Step by step answer:
- We know that the heat energy released is equal to
$\begin{align}
  & 125\times (24.2-21.1) \\
 & =387.5\text{ }cal \\
\end{align}$
- Now the heat of solution =$\dfrac{heat\text{ }energy\text{ }released}{weight\text{ }of\text{ }solute}$
     \[\dfrac{420.05}{10.5}ca\operatorname{l}\text{ }{{g}^{-1}}\]
=40cal/g
- So, one calories are equal to 4.126J,
Hence, heat of solution will be
\[\begin{align}
  & 40\times 4.126\text{ }J/g \\
 & =167\text{ }J/g \\
\end{align}\]
- There, we can conclude that the correct option is (c), that is the heat of solution is 167.7 J/g.

Additional information:
- Depending on the energy required to break the bonds initially and also about how much energy is released on bond formation between solute and solvent, the heat of solution can be endothermic or can be exothermic.
- It is also found that the heat of solution depends upon dissolution of solute in solvent at constant pressure, resulting in infinite dilution.

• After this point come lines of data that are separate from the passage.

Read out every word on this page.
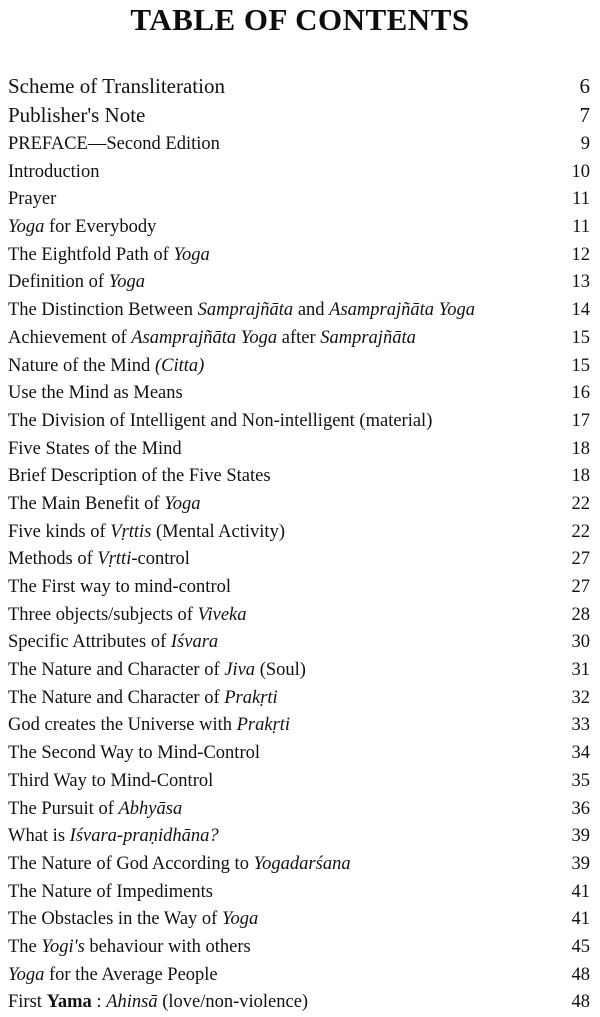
TABLE OF CONTENTS
Scheme of Transliteration	6
Publisher's Note	7
PREFACE—Second Edition	9
Introduction	10
Prayer	11
Yoga for Everybody	11
The Eightfold Path of Yoga	12
Definition of Yoga	13
The Distinction Between Samprajñāta and Asamprajñāta Yoga	14
Achievement of Asamprajñāta Yoga after Samprajñāta	15
Nature of the Mind (Citta)	15
Use the Mind as Means	16
The Division of Intelligent and Non-intelligent (material)	17
Five States of the Mind	18
Brief Description of the Five States	18
The Main Benefit of Yoga	22
Five kinds of Vṛttis (Mental Activity)	22
Methods of Vṛtti-control	27
The First way to mind-control	27
Three objects/subjects of Viveka	28
Specific Attributes of Iśvara	30
The Nature and Character of Jiva (Soul)	31
The Nature and Character of Prakṛti	32
God creates the Universe with Prakṛti	33
The Second Way to Mind-Control	34
Third Way to Mind-Control	35
The Pursuit of Abhyāsa	36
What is Iśvara-praṇidhāna?	39
The Nature of God According to Yogadarśana	39
The Nature of Impediments	41
The Obstacles in the Way of Yoga	41
The Yogi's behaviour with others	45
Yoga for the Average People	48
First Yama : Ahinsā (love/non-violence)	48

- We can say that the heat of solution is the sum of the enthalpy changes of the following three steps:
- The first step is the breaking of bonds within the solute, the next step is the breaking of the intermolecular interaction forces within the solvent and formation of new attractive solute-solute bonds.

Note:
- If more energy is released in making bonds than that used in breaking the bonds, then we can say that the overall process is exothermic. If more energy is used in breaking bonds than that is released on solute-solvent bond formation, then the overall process is endothermic.